The expanded use of drop boxes for mailed ballots during the 2020 election did not lead to any widespread problems, according to an Associated Press survey of state election officials across the U.S. that revealed no cases of fraud, vandalism or theft that could have affected the results.
The findings from both Republican- and Democratic-controlled states run contrary to claims made by former President Donald Trump and his allies who have intensely criticized their use and falsely claimed they were a target for fraud.
Drop boxes are considered by many election officials to be safe and secure, and have been used to varying degrees by states across the political spectrum. Yet conspiracy theories and efforts by Republicans to eliminate or restrict them since the 2020 election persist.
Pennsylvania permitted drop boxes after a state Supreme Court ruling in 2020, despite the fact that they were never authorized or intended by the General Assembly through the legislative process.
Lawmakers stepped into the fray in April, passing Senate Bill 1200 to require mail-in ballots that are not returned in the mail to be returned only to the County Board of Elections office, effectively eliminating drop boxes in Pennsylvania. The bill was sent to the House of Representatives for consideration.
“Eliminating drop boxes that evidence shows are breeding grounds for suspicious activity will go a long way toward restoring the public’s confidence in our elections and results,” said state Sen.
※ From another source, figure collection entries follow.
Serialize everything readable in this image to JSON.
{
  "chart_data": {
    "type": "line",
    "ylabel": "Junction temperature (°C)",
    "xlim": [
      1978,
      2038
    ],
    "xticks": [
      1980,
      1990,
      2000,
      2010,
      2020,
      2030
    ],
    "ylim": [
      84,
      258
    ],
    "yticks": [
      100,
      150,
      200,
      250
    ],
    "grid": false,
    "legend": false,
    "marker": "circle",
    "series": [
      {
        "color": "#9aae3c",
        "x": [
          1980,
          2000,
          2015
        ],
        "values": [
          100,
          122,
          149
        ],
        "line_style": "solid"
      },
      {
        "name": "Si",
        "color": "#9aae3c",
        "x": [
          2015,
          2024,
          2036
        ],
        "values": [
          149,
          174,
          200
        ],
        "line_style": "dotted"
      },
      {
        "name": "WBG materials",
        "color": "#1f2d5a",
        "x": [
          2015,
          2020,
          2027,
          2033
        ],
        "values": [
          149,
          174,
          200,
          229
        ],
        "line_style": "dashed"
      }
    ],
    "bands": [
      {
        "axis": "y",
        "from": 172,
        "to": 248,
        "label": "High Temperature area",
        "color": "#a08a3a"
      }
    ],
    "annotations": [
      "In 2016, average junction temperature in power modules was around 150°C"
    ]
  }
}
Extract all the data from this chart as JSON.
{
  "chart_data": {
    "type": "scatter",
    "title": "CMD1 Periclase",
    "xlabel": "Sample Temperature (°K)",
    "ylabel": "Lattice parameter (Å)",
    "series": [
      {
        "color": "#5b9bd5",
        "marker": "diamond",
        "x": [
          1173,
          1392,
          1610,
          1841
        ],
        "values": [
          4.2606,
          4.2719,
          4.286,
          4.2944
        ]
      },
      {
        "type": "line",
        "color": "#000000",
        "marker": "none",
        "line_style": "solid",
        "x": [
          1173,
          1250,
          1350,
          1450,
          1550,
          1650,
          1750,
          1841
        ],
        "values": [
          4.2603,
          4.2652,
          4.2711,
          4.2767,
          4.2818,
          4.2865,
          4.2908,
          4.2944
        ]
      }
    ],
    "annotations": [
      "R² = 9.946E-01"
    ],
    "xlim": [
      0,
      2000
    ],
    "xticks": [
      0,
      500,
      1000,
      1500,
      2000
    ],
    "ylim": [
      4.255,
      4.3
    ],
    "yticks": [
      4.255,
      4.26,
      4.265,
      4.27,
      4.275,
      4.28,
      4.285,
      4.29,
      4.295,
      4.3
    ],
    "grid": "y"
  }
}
Ryan Aument (R-Lancaster). “Our bill will require all ballots be returned to a single central location in each county to streamline the process, prevent tampering, and preserve a strict chain of custody.”
In response to the legislation and conspiracy theories surrounding drop boxes, the AP sent a survey in May to the top elections office in each state seeking information about whether the boxes were tied to fraudulent votes or stolen ballots, or whether the boxes and the ballots they contained were damaged.
None of the election offices in states that allowed the use of drop boxes in 2020 reported any instances in which the boxes were connected to voter fraud or stolen ballots. Likewise, none reported incidents in which the boxes or ballots were damaged to the extent that election results would have been affected.
York County eliminated its lone drop box, citing staffing shortages. “Previously, we did have a drop box in the lobby here but we unfortunately don’t have the staff to monitor that, and so we’re unable to have one in the lobby,” said Julie Wheeler, the York County President Commissioner. The county does have a sheriff’s deputy in its main lobby, but does not have an election official or county employee to dedicate to overseeing the drop box.